Story of a Saudi breast cancer survivor

JEDDAH: A woman’s power lies in her hope, love, faith, and gratitude for life. Women are always stronger than their tears and skin. But when it comes to facing cancer, a woman can choose to be a real fighter or a weak soldier in life.

Rubaiyat participated in Breast Cancer Awareness Month by hosting “Pink Week” in Jeddah from October 3-7.
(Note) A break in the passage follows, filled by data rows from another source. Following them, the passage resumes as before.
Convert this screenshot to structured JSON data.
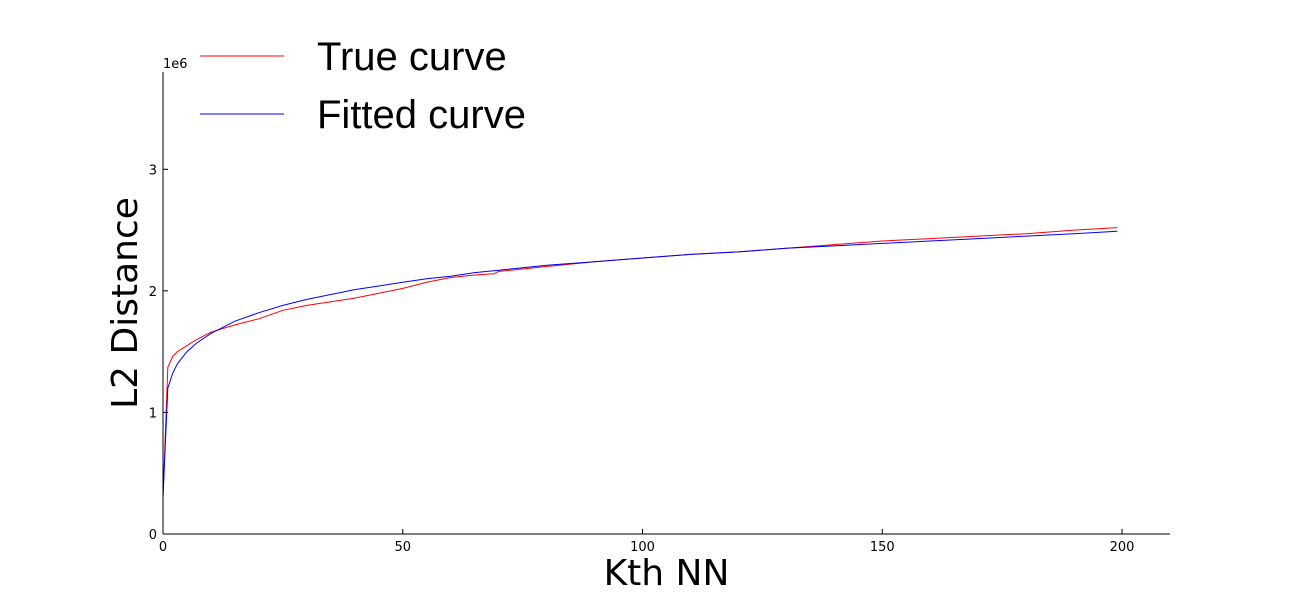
{
  "chart_data": {
    "type": "line",
    "xlabel": "Kth NN",
    "ylabel": "L2 Distance",
    "y_offset_label": "1e6",
    "xlim": [
      0,
      210
    ],
    "ylim": [
      0,
      3.8
    ],
    "x_ticks": [
      0,
      50,
      100,
      150,
      200
    ],
    "x_tick_labels": [
      "0",
      "50",
      "100",
      "150",
      "200"
    ],
    "y_ticks": [
      0,
      1,
      2,
      3
    ],
    "y_tick_labels": [
      "0",
      "1",
      "2",
      "3"
    ],
    "y_scale_multiplier": 1000000,
    "grid": false,
    "legend_position": "upper-left",
    "series": [
      {
        "name": "True curve",
        "color": "#ff0000",
        "x": [
          0,
          1,
          2,
          3,
          5,
          7,
          10,
          15,
          20,
          25,
          30,
          35,
          40,
          45,
          50,
          55,
          60,
          65,
          69,
          70,
          75,
          80,
          90,
          100,
          110,
          120,
          130,
          140,
          150,
          160,
          170,
          180,
          190,
          199
        ],
        "y": [
          0.3,
          1.37,
          1.46,
          1.5,
          1.55,
          1.6,
          1.66,
          1.72,
          1.77,
          1.84,
          1.88,
          1.91,
          1.94,
          1.98,
          2.02,
          2.07,
          2.11,
          2.13,
          2.14,
          2.16,
          2.18,
          2.2,
          2.24,
          2.27,
          2.3,
          2.32,
          2.35,
          2.38,
          2.41,
          2.43,
          2.45,
          2.47,
          2.5,
          2.52
        ]
      },
      {
        "name": "Fitted curve",
        "color": "#0000ff",
        "x": [
          0,
          1,
          2,
          3,
          5,
          7,
          10,
          15,
          20,
          25,
          30,
          35,
          40,
          45,
          50,
          55,
          60,
          65,
          70,
          75,
          80,
          90,
          100,
          110,
          120,
          130,
          140,
          150,
          160,
          170,
          180,
          190,
          199
        ],
        "y": [
          0.3,
          1.2,
          1.32,
          1.4,
          1.5,
          1.57,
          1.65,
          1.75,
          1.82,
          1.88,
          1.93,
          1.97,
          2.01,
          2.04,
          2.07,
          2.1,
          2.12,
          2.15,
          2.17,
          2.19,
          2.21,
          2.24,
          2.27,
          2.3,
          2.32,
          2.35,
          2.37,
          2.39,
          2.41,
          2.43,
          2.45,
          2.47,
          2.49
        ]
      }
    ]
  }
}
Pink Week is five days of pink-themed activities that included motivational speakers. In collaboration with Zahra Association, Rubaiyat department store offered a quiz on breast cancer.

On October 5, the third day of the organized activities Rubaiyat hosted a Saudi breast cancer fighter and survivor Reham Afandi, who gave a motivational speech and told her story to the audience. She brightened the stage with her nonstop smiling face.

Reham Afandi is a 33-year-old mother of two children, and a Zumba coach, based in Jeddah, who was one day a normal healthy mom, and then: “I was sleeping and all of a sudden I felt a solid ball in my breast. It was unusual, I started to worry after I asked my husband to check if he thought it felt odd as well,” Afandi said.

Afandi went to the doctor, and “after I had the test, I had to wait for the result— one week of nightmares. The day I learned that I was a breast cancer victim was a shock. I am still so young, I didn’t want to die— my kids! I can’t leave them like this and go. What about my work and husband?”

Afandi was strong, so she dealt with the disease as a challenge where she decided she could either be a loser or a winner.

Hope and patience

“When I started to receive my chemotherapy, I started to feel the pain running in my veins; I was so worried about losing my hair,” Afandi said.

Dealing with such a serious issue intelligently and bravely is one way to get over it, and this is what Reham did.

“I used to have very long and healthy hair; I went to the salon to choose a nice short style that I could wear during my normal days, but I was not courageous enough to cut my hair.”

Reham cleverly convinced her kids that she had a kind of virus called breast cancer that would make her look “ugly for a while.”